Two Iowa venues are in hot water with labor commissioner Dave Neil for hosting unauthorized “extreme midget wrestling” shows, The Des Moines Register reports. Wrestling promoters are supposed to post a $5,000 bond and pay taxes on admission. But one nightclub owner argued that the performance by the “Half Pint Brawlers” – whose Web site proclaims, “Midgets bleed for your enjoyment!” – was more of a comedy show than a wrestling match. It might be easier if the state labor commissioner and “Puppet the Psycho Dwarf,” who performed in West Des Moines, settled this in the ring.

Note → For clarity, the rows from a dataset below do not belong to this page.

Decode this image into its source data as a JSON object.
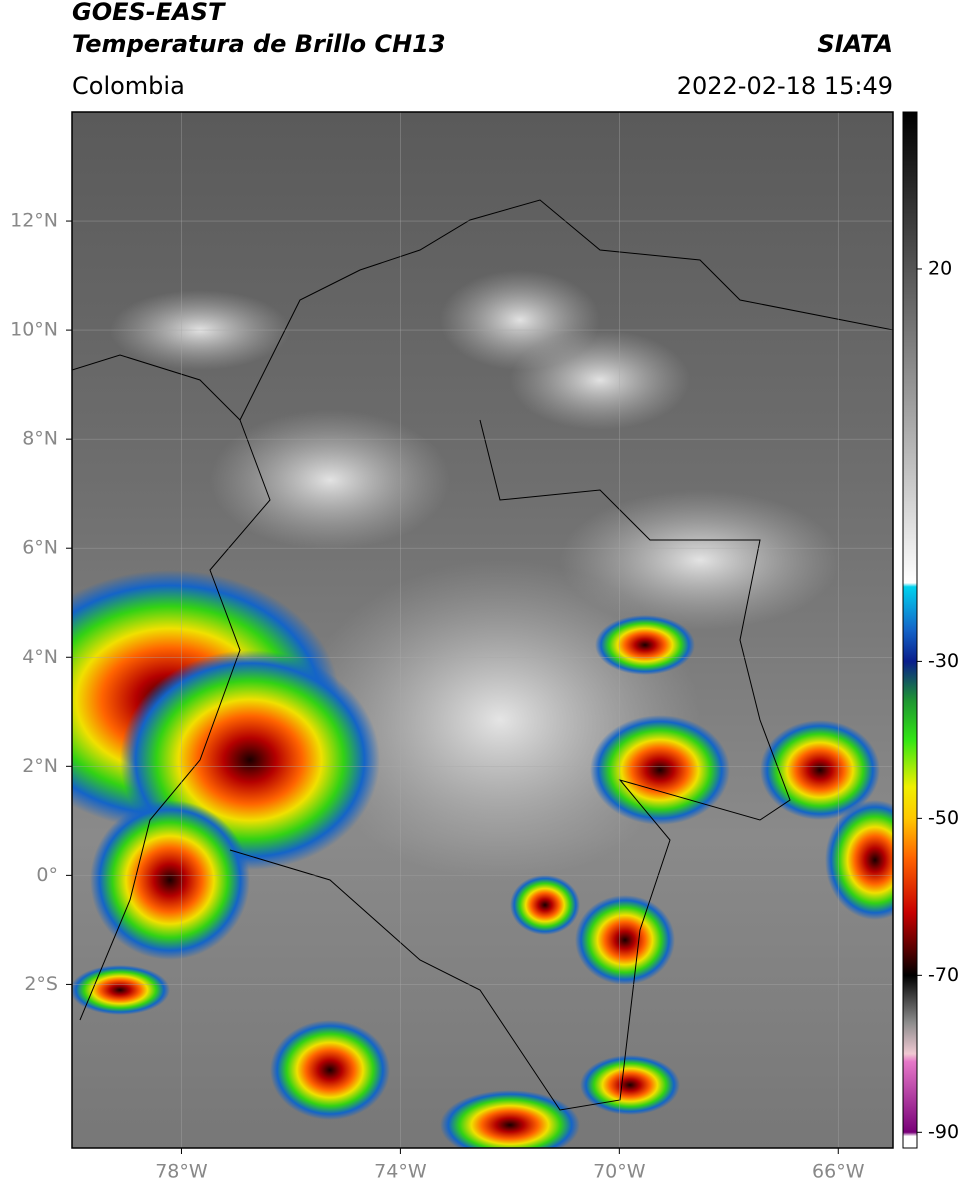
{
  "header": {
    "satellite": "GOES-EAST",
    "product": "Temperatura de Brillo CH13",
    "source": "SIATA",
    "region": "Colombia",
    "datetime": "2022-02-18 15:49"
  },
  "map": {
    "lon_range": [
      -80,
      -65
    ],
    "lat_range": [
      -5,
      14
    ],
    "xticks": [
      {
        "value": -78,
        "label": "78°W"
      },
      {
        "value": -74,
        "label": "74°W"
      },
      {
        "value": -70,
        "label": "70°W"
      },
      {
        "value": -66,
        "label": "66°W"
      }
    ],
    "yticks": [
      {
        "value": 12,
        "label": "12°N"
      },
      {
        "value": 10,
        "label": "10°N"
      },
      {
        "value": 8,
        "label": "8°N"
      },
      {
        "value": 6,
        "label": "6°N"
      },
      {
        "value": 4,
        "label": "4°N"
      },
      {
        "value": 2,
        "label": "2°N"
      },
      {
        "value": 0,
        "label": "0°"
      },
      {
        "value": -2,
        "label": "2°S"
      }
    ]
  },
  "colorbar": {
    "range": [
      -92,
      40
    ],
    "ticks": [
      20,
      -30,
      -50,
      -70,
      -90
    ],
    "stops": [
      {
        "value": 40,
        "color": "#000000"
      },
      {
        "value": -20,
        "color": "#ffffff"
      },
      {
        "value": -20.5,
        "color": "#00d2ee"
      },
      {
        "value": -26,
        "color": "#1464c8"
      },
      {
        "value": -30,
        "color": "#0a1e8c"
      },
      {
        "value": -35,
        "color": "#1e9632"
      },
      {
        "value": -40,
        "color": "#32e614"
      },
      {
        "value": -46,
        "color": "#f0f000"
      },
      {
        "value": -50,
        "color": "#ffc800"
      },
      {
        "value": -55,
        "color": "#ff6400"
      },
      {
        "value": -62,
        "color": "#c80000"
      },
      {
        "value": -67,
        "color": "#500000"
      },
      {
        "value": -70,
        "color": "#000000"
      },
      {
        "value": -76,
        "color": "#8c8c8c"
      },
      {
        "value": -80,
        "color": "#f0c8d2"
      },
      {
        "value": -81,
        "color": "#e678c8"
      },
      {
        "value": -90,
        "color": "#780078"
      },
      {
        "value": -90.5,
        "color": "#ffffff"
      }
    ]
  }
}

Along with the flu epidemic, foot-in-mouth disease seems to be spreading among some state lawmakers. Colorado Rep. Larry Liston (R) caused a stir when he called unmarried teenage parents “sluts.” He apologized after catching flak from fellow Republicans and his wife. “I’m a whipped puppy,” he told the Rocky Mountain News.
Next door, when Utah state Sen. Darin Peterson (R) was corrected about the fiscal note on one of his bills, he answered, “As they say in Arkansas, literacy ain’t everything,” to the laughter of several colleagues. One Arkansas native now living in Utah pointed out the irony of the Beehive State joking about other states’ stereotypes: After all, “people don’t come to Utah so much because they’re afraid of Mormons,” he told The Associated Press .
Florida and Georgia’s rivalry moves from the playing field to the legislative halls. Georgia lawmakers are demanding college license plate parity with Florida, the Atlanta Journal-Constitution reports. In Georgia, University of Florida alumni can be issued specialty license plates by getting 1,000 people to sign a petition and paying an extra $25 for each plate. But if a University of Georgia alumni group wants a similar plate issued in Florida, it would have to pay the state $60,000 and hire an independent firm to see if there’s interest. A Georgia bill demands reciprocal treatment – or the Gators’ new specialty tags will get the ax.